The Chinese regime’s macabre practice of killing prisoners of conscience for their organs and selling them to transplant tourists for “huge money” has not abated—that was the grim message imparted at a University of Toronto seminar on May 28.
Forced organ harvesting in China was the topic of the seminar, and Winnipeg-based human rights lawyer David Matas told his audience that the vast majority of organs are seized by killing illegally imprisoned Falun Gong practitioners who are targeted by the state.
Matas is co-author of two books on the subject, Bloody Harvest: The Killing of Falun Gong for Their Organs and State Organs: Transplant Abuse in China. His work on drawing attention to the issue worldwide since 2006 garnered him a Nobel Peace Prize nomination in 2010.
He said detained Falun Gong practitioners are routinely blood-tested and have their organs examined while other prisoners do not.
“The blood testing and organ examination could not have been for the health of the Falun Gong practitioners since they had been tortured—but it would have been necessary for organ transplants,” he said.
China has a minimal organ donation system, Matas said, yet about 10,000 transplants are carried out per year. Beijing’s official explanation has traditionally been that the organs came from prisoners sentenced to death.
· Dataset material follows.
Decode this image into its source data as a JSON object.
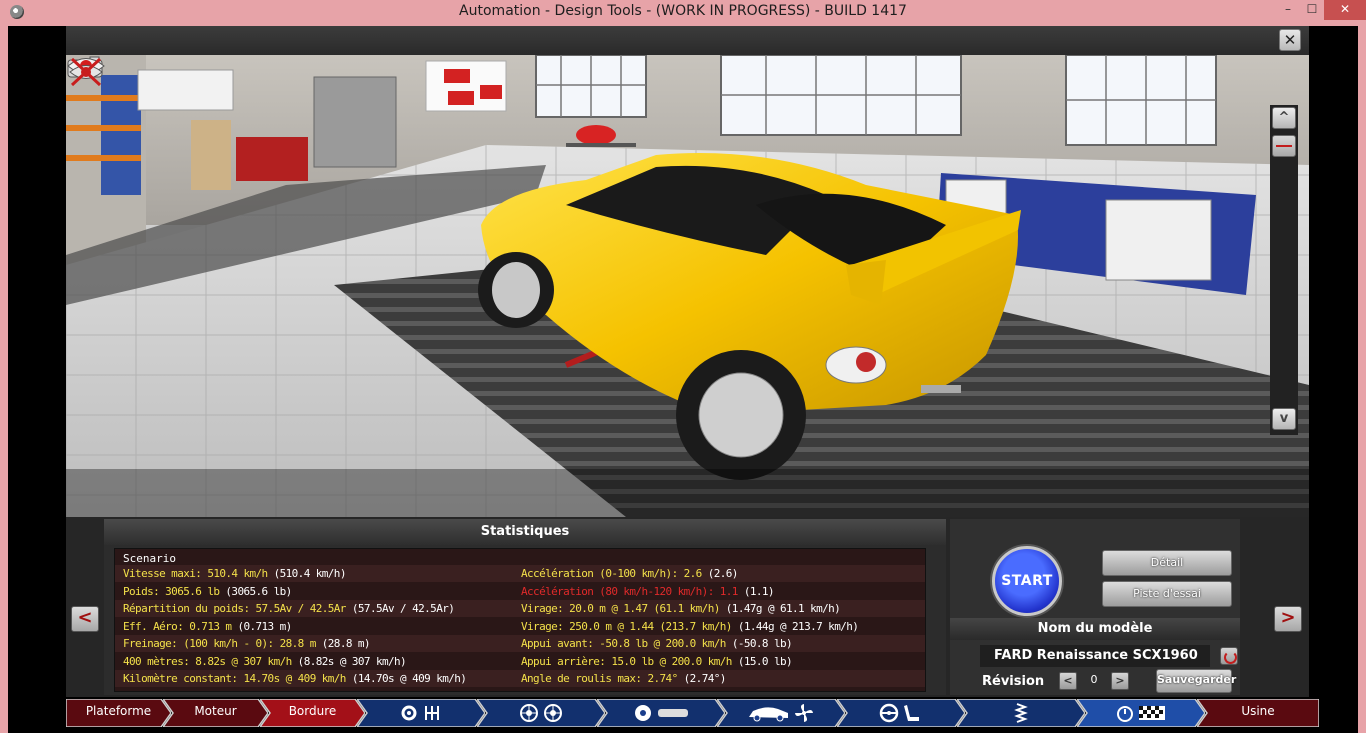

Matas and former MP David Kilgour published their initial report on illicit organ harvesting in China in 2006, and in the following years the regime made noises about shifting organ transplantation from death-row prisoners to donors.
In April this year, however, health authorities publicly abandoned the commitment to end the sourcing of organs from prisoners, a development that doesn’t bode well for prisoners of conscience, Matas said.
“If the killing of prisoners for organs ended, then the killing of prisoners of conscience for organs would also end. The fact that the killing of prisoners for organs is now the official policy even of the reform elements of the Chinese transplant system means that the possibility of this shortcut to ending the killing of prisoners of conscience for organs is gone.”
Waiting times for transplants of organs in China are days and weeks, Matas noted, while everywhere else in they are months and years.
“A short waiting time for a deceased donor transplant means that someone is being killed for that transplant,” Matas said.
He said there is a “heavy militarization of transplantation” in China, and hospitals with a ready supply of available organs are often military hospitals.
“Even in civilian hospitals, the doctors performing operations are often military personnel. The military have a common culture with prison guards and readier access to prisoners as organ sources than civilian hospitals and civilian personnel do,” he said.
“In China, the military is a conglomerate business and the sale of organs is a prime source of funds.”
Falun Gong, also called Falun Dafa, is an ancient Chinese spiritual discipline that had between 70 and 100 million adherents when the Chinese regime launched a crackdown on it in 1999. The resulting campaign of persecution, which continues today, has seen tens of thousands of practitioners imprisoned and tortured, and countless families torn apart.
Nearly 4,000 practitioners have been confirmed dead as a result of the persecution, with up to 65,000 killed for their organs, according to estimates by Ethan Gutmann, a U.S. author who has been writing about Falun Gong since 2002.